Consider a graph of quadratic equation y = ax² + bx + c as shown below where x₁ and x₂ are the roots of the equation ax² + bx + c = 0 , which of the following is/are correct
I) a - b - c <0 ii) bc<0 iii)b>0 iv) b and c have the same sign different from a
#Note
This question is multiple correct options
Answers
Topic :-
Quadratic Equation
Given :-
A graph of quadratic equation y = ax² + bx + c where x₁ and x₂ are roots of equation ax² + bx + c = 0.
To Find :-
Correct options among given options.
Solution :-
If mouth of graph opens upward then a > 0.
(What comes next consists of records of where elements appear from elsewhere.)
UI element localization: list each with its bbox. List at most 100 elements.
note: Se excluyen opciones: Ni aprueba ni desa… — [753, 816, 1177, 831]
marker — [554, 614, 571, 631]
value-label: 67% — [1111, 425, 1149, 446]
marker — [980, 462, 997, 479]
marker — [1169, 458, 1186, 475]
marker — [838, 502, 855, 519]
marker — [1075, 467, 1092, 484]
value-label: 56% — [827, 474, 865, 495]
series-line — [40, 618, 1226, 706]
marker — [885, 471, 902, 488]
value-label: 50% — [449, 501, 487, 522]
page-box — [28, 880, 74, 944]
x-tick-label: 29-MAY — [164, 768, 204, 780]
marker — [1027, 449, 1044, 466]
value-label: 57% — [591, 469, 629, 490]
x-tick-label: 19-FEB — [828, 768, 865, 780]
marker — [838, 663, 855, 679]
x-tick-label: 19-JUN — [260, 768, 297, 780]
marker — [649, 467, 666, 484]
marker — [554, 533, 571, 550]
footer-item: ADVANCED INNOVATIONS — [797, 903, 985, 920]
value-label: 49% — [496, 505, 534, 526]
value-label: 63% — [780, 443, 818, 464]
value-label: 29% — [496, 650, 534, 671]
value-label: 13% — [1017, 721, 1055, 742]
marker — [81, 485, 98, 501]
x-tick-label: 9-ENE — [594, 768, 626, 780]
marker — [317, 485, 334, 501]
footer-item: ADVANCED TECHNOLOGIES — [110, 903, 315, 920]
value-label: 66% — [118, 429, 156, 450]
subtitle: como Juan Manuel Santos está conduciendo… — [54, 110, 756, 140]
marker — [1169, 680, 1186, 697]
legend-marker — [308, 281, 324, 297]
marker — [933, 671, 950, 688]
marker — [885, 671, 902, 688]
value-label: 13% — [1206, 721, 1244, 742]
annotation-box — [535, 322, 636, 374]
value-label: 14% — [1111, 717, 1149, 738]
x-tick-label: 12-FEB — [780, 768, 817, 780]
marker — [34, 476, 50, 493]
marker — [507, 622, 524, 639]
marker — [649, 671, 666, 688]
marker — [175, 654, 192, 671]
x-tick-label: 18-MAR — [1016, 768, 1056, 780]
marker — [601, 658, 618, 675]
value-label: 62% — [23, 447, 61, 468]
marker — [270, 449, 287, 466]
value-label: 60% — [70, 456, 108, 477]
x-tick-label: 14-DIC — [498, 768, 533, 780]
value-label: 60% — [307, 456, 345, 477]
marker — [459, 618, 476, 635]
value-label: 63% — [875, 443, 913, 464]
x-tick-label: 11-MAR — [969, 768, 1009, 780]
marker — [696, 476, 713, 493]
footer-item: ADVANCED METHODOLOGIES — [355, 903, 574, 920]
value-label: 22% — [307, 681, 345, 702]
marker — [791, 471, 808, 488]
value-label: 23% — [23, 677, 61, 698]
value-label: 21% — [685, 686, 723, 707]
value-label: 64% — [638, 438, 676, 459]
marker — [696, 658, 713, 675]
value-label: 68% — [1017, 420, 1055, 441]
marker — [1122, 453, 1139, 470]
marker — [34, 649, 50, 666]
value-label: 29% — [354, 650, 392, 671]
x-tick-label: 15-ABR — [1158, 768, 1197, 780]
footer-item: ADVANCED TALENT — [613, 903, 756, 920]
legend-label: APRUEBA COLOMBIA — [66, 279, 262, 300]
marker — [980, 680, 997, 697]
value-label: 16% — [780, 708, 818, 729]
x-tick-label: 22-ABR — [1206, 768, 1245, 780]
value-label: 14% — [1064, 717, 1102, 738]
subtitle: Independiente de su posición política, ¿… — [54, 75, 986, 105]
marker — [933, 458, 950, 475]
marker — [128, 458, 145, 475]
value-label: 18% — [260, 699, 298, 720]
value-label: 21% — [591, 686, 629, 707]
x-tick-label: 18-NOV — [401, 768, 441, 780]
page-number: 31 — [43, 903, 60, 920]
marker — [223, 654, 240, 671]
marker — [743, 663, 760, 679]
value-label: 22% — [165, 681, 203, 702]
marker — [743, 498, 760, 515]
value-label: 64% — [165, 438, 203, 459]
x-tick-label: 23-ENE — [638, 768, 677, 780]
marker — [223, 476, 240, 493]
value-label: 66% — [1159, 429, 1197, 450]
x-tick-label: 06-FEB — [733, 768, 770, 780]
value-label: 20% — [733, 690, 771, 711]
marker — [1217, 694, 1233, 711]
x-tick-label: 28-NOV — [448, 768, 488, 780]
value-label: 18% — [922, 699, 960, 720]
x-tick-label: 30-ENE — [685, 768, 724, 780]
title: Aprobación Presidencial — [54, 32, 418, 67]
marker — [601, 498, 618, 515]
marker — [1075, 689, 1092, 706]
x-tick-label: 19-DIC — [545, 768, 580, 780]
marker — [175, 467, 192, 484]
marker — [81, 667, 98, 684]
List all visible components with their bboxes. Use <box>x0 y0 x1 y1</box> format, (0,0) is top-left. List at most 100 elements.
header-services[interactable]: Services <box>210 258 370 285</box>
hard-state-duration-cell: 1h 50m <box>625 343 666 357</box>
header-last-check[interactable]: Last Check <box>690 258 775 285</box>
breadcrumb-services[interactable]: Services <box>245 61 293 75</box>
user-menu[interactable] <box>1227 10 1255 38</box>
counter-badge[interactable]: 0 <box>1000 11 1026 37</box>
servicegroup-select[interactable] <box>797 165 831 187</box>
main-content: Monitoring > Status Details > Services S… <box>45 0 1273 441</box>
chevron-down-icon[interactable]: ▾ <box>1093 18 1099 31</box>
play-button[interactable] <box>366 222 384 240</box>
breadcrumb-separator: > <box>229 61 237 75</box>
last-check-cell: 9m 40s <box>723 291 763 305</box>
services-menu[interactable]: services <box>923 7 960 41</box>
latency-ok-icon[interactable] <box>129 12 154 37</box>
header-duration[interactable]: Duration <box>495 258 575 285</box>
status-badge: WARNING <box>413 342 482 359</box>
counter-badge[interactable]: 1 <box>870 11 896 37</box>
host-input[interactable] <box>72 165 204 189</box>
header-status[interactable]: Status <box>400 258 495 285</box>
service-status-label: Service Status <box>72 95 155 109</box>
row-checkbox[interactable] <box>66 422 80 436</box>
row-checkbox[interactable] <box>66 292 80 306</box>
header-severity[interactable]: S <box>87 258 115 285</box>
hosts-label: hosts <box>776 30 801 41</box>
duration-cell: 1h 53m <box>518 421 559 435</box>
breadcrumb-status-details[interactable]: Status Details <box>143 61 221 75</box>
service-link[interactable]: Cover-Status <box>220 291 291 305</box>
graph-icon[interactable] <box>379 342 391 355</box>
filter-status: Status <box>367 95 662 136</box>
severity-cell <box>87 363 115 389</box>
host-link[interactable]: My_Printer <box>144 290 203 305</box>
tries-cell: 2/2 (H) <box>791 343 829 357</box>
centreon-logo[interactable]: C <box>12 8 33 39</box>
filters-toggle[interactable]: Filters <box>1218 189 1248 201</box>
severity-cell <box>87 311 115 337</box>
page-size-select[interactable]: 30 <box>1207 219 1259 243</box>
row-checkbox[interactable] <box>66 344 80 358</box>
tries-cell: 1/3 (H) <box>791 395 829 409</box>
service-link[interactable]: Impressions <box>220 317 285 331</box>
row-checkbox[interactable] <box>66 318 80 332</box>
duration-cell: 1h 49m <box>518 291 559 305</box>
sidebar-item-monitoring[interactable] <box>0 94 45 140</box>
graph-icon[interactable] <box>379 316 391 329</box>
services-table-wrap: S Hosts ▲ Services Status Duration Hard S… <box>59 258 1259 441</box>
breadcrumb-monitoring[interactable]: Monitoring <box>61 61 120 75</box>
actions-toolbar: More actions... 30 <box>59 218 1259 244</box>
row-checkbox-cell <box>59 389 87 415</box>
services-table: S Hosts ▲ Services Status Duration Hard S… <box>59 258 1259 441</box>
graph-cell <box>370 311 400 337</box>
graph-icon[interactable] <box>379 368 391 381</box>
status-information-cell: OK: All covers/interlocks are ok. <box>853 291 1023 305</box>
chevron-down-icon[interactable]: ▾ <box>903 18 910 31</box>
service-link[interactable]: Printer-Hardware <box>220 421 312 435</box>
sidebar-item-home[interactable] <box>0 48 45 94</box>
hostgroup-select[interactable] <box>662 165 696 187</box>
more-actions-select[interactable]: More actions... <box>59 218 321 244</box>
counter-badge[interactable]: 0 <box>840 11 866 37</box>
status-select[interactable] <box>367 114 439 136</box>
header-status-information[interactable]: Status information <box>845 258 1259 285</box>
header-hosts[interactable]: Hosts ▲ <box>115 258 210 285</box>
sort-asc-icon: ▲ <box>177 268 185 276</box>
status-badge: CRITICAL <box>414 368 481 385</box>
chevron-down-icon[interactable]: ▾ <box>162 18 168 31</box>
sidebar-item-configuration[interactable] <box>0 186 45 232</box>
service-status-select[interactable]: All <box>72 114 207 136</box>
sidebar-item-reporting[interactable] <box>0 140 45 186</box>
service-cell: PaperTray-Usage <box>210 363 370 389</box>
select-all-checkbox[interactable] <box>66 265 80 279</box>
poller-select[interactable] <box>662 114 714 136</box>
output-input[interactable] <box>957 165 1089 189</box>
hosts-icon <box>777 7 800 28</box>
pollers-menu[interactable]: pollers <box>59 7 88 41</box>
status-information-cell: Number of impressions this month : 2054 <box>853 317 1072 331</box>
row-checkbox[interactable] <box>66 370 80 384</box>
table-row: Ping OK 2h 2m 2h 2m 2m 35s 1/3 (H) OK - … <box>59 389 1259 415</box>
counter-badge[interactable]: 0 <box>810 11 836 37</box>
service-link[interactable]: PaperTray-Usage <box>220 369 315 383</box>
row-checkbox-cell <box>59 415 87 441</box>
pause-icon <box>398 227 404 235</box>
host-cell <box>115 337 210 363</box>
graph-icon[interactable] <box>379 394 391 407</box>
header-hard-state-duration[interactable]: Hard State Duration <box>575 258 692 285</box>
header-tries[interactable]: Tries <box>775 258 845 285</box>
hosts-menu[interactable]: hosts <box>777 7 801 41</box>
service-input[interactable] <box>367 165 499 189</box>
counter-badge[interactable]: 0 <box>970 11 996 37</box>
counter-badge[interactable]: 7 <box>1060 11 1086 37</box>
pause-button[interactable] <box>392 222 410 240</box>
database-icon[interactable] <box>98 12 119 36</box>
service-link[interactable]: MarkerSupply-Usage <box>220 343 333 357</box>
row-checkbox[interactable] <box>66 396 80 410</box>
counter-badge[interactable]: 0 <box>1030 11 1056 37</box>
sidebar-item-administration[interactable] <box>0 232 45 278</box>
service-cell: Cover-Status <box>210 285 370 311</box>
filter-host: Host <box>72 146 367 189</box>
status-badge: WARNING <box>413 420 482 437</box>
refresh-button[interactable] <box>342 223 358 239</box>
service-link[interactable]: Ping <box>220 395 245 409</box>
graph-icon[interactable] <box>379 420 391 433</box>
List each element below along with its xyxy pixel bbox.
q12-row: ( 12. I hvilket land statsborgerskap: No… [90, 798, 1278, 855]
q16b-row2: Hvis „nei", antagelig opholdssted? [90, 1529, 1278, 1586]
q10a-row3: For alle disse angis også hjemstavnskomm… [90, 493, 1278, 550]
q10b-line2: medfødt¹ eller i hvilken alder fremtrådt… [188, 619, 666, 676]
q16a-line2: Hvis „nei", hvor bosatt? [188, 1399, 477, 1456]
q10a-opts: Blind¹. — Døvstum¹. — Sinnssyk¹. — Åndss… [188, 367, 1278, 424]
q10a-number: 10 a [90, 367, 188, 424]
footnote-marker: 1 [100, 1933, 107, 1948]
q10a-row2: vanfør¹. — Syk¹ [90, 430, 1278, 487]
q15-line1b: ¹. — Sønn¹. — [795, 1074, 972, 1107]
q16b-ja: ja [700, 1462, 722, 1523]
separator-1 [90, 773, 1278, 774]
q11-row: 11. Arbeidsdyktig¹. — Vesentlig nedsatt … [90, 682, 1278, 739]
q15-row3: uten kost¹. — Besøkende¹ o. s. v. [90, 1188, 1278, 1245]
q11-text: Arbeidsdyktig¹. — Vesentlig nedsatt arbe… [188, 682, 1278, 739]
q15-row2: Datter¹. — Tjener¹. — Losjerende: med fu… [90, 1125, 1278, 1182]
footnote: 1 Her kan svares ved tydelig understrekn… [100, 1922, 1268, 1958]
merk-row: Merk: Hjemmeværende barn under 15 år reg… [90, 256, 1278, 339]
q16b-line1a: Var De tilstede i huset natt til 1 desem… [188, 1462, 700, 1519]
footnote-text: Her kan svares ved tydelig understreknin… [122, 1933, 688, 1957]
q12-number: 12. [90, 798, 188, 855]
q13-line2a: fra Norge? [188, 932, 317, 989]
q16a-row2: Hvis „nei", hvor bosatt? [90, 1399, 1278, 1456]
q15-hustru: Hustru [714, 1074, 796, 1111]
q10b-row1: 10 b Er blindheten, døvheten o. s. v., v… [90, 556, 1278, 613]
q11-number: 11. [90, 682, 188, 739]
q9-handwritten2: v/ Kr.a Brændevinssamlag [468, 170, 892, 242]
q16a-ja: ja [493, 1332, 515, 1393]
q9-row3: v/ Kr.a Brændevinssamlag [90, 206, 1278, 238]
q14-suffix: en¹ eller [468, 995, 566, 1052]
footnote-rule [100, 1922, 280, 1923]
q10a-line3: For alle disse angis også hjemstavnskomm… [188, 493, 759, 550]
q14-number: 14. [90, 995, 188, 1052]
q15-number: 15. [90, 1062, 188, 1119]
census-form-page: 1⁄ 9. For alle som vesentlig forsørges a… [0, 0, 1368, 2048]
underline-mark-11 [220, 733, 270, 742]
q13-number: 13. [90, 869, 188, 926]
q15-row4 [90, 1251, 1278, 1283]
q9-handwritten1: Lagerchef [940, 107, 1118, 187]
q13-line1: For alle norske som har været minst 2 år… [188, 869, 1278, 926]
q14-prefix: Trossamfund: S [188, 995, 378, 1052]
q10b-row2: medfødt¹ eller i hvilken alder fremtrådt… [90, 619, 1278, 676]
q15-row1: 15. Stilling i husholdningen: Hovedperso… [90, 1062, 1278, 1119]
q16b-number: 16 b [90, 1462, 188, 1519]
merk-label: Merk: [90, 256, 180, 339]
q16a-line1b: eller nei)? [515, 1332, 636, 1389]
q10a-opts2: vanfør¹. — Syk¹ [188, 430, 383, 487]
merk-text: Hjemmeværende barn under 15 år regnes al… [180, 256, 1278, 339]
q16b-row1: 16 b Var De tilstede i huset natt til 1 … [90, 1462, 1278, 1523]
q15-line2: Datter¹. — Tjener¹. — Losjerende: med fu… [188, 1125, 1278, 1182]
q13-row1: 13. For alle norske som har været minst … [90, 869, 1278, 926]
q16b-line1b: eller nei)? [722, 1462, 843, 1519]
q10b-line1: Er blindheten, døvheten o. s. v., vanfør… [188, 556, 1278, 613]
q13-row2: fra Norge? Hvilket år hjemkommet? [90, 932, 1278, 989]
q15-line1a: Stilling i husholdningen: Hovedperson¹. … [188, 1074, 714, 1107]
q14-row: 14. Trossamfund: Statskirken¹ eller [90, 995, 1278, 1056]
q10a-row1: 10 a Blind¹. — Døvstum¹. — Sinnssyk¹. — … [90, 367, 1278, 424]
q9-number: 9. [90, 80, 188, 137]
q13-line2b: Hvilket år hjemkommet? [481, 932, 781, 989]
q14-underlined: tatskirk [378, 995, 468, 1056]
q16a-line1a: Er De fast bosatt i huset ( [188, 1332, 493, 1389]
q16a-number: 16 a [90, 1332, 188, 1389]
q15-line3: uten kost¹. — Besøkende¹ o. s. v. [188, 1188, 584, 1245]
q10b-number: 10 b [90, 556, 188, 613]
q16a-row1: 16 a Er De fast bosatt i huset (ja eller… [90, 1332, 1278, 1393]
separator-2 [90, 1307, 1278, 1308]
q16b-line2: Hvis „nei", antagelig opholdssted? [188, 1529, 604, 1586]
If mouth of graph opens downward then a < 0.
We can observe in the graph that its mouth open downwards. Hence, a < 0.
We can also observe that x₁ < 0 and x₂ > 0.
It is also clearly visible that |x₂| > |x₁| as root x₂ is much away from Y-axis as compared to root x₁.
Sum of roots of a quadratic equation equals to -b/a.
So, x₁ + x₂ = -b/a
As x₂ is positive and greater in magnitude than x₁. Hence, x₁ + x₂ > 0.
If x₁ + x₂ > 0 then -b/a will be also greater than 0.
-b/a > 0
'b' will have to be a positive number so that above inequality gets satisfied because a < 0. Hence, b > 0.
Product of roots of a quadratic equation equals to c/a.
So, x₁x₂ = c/a
As x₁ < 0 and x₂ > 0 hence their product will be always negative.
So, x₁x₂ < 0
which means c/a will be also negative.
c/a < 0
c will have to be positive as a < 0. Hence, c > 0.
We will check options now :
i) a - b - c < 0
As a < 0, b > 0 and c > 0, we are basically adding three negative numbers. Hence, their sum will be always a negative number.
Hence, this option is correct option.
ii) bc < 0
As b > 0 and c > 0, their product will be always a positive number. Hence, this option is wrong option.
iii) b > 0
It has been already checked above. As b > 0, this option is correct option.
iv) 'b' and 'c' have same sign and different from 'a'
b > 0 and c > 0 which means 'b' and 'c' have same sign.
a < 0 which means it has different sign from 'b' and 'c'.
Hence, this option is correct option.
Answer :-
Options i, iii and iv are correct options.